This document is intended to provide an overview of the design choices made to support CUDA within IREE. It describes both the HAL runtime and the NVVM codegen side.
The CUDA HAL driver is in iree/hal/drivers/cuda/ directory. It is written in C following the standards of the rest of the HAL module.
IREE calls directly into CUDA driver API. CUDA library is loaded dynamically and cuda.h header from CUDA SDK is part of IREE third_party project. Therefore IREE doesn't require CUDA SDK to be installed when building iree tools. At runtime HAL CUDA driver will load libcuda.so/nvcuda.dll library and load a subset of the cuda driver API used in HAL. The list of functions being used are in the file iree/hal/drivers/cuda/dynamic_symbols_tables.h
There is no direct equivalent in CUDA to the HAL driver abstraction. We use it to hold the symbols loaded for all the devices.
The equivalent to HAL device in CUDA is the CUcontext, it holds all the state related to memory allocations.
We implement command buffers using CUDA Graph API. Using the Graph API allows to easily encode fine grain dependencies between dispatch without having to create multiple streams.

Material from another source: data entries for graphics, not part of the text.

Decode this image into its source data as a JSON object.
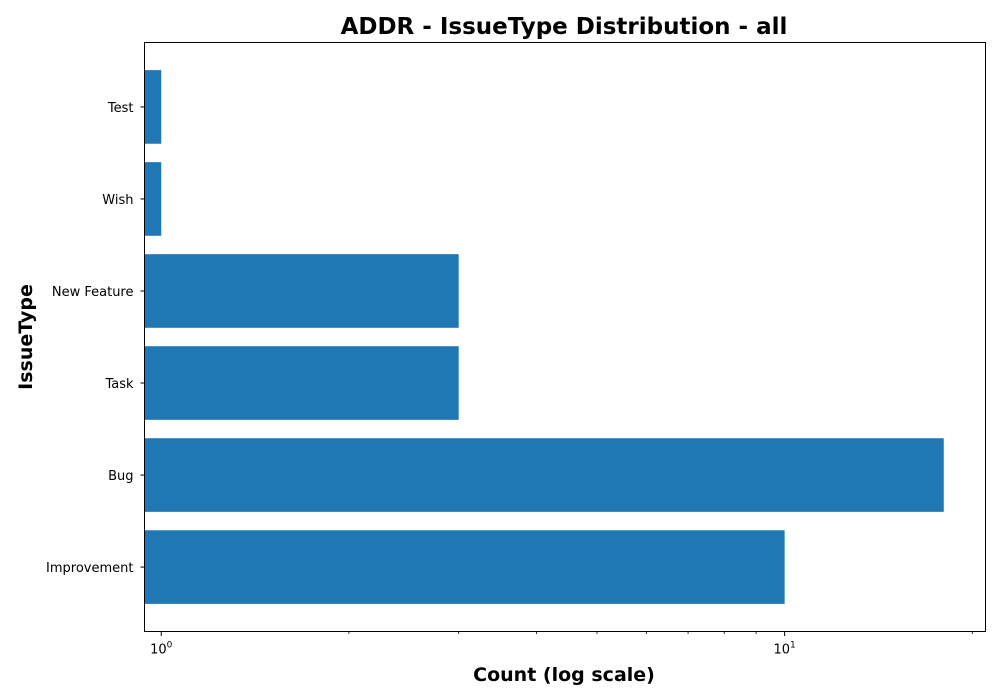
{
  "chart_data": {
    "type": "bar",
    "orientation": "horizontal",
    "title": "ADDR - IssueType Distribution - all",
    "xlabel": "Count (log scale)",
    "ylabel": "IssueType",
    "xscale": "log",
    "xlim": [
      0.94,
      21
    ],
    "categories": [
      "Improvement",
      "Bug",
      "Task",
      "New Feature",
      "Wish",
      "Test"
    ],
    "values": [
      10,
      18,
      3,
      3,
      1,
      1
    ],
    "major_ticks": [
      {
        "value": 1,
        "base": "10",
        "exp": "0"
      },
      {
        "value": 10,
        "base": "10",
        "exp": "1"
      }
    ],
    "minor_ticks": [
      2,
      3,
      4,
      5,
      6,
      7,
      8,
      9,
      20
    ],
    "bar_color": "#1f77b4"
  }
}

Note that Graph API is meant to be used for command buffers that can be recorded once and used several times and there may be a performance penalty to using Graph API for direct command buffer. It is likely that we will also have a pure stream implementation in the future if we see performance problems with direct command buffer usages.
In HAL Event and Barrier are used for GPU<->GPU synchronization either within a command buffer (Event and Barrier) or between command buffers.

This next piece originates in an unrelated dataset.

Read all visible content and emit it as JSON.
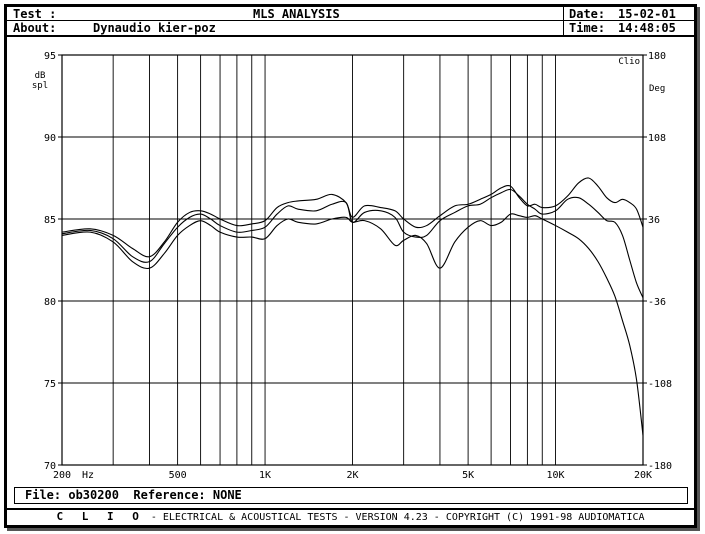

The current implementation ignores events and barriers and serializes all the nodes of the graph in order to have a conservative but correct solution.
The design we plan for the future is to map dependencies within a command buffer to graph dependencies in the CUDA Graph API. When an event is signaled all the leaf nodes of the graph will be saved in HAL data structure and when the same command buffer waits on the signal we will add all the nodes as dependency to the future nodes added to the graph.
For simplicity we always serialize command buffers sent to the same command queue.
The allocator will forward allocation requests to cuMemHostAlloc for host accessible memory and cuMemAlloc for device only memory.
CUDA buffers are represented either as a host pointer or a device pointer of type CUdeviceptr.
HAL executable maps naturally to a PTX module. The compiler will generate a flat buffer containing a PTX text module as well as a list of entry point function names and the workgroup size associated with those entry points.
Timeline semaphore is used in IREE to handle coarse grain synchronization for CPU<->GPU, GPU<->GPU and CPU<->CPU. The interface follows closely Vulkan timeline semaphore spec. There is currently no simple way to implement this on CUDA. There are several solutions discussed on this IREE issue but no obvious solution. For now we force CPU and GPU to be synchronized after every submit to ensure correctness and ignore the semaphore.
NVVM is a CUDA specific IR composed of LLVM IR and NVVM specific intrinsics. It can be compiled to PTX text using LLVM PTX backend. NVVM has an associated dialect in MLIR that translates 1:1 to NVVM intrinsics. This is what we are using to generate the PTX kernel code.
IREE's target independent codegen converts the compiler input to Linalg on Tensors. Afterward IREE will call the LinalgToLLVMGPU codegen passes.
Once we get into LinalgToLLVMGPU passes we first do bufferize to generate Linalg on Buffers. Then we apply MLIR generic passes to convert linalg to SCF dialect and then SCF to Standard dialect. After that we convert Standard dialect to LLVM+NVVM dialect.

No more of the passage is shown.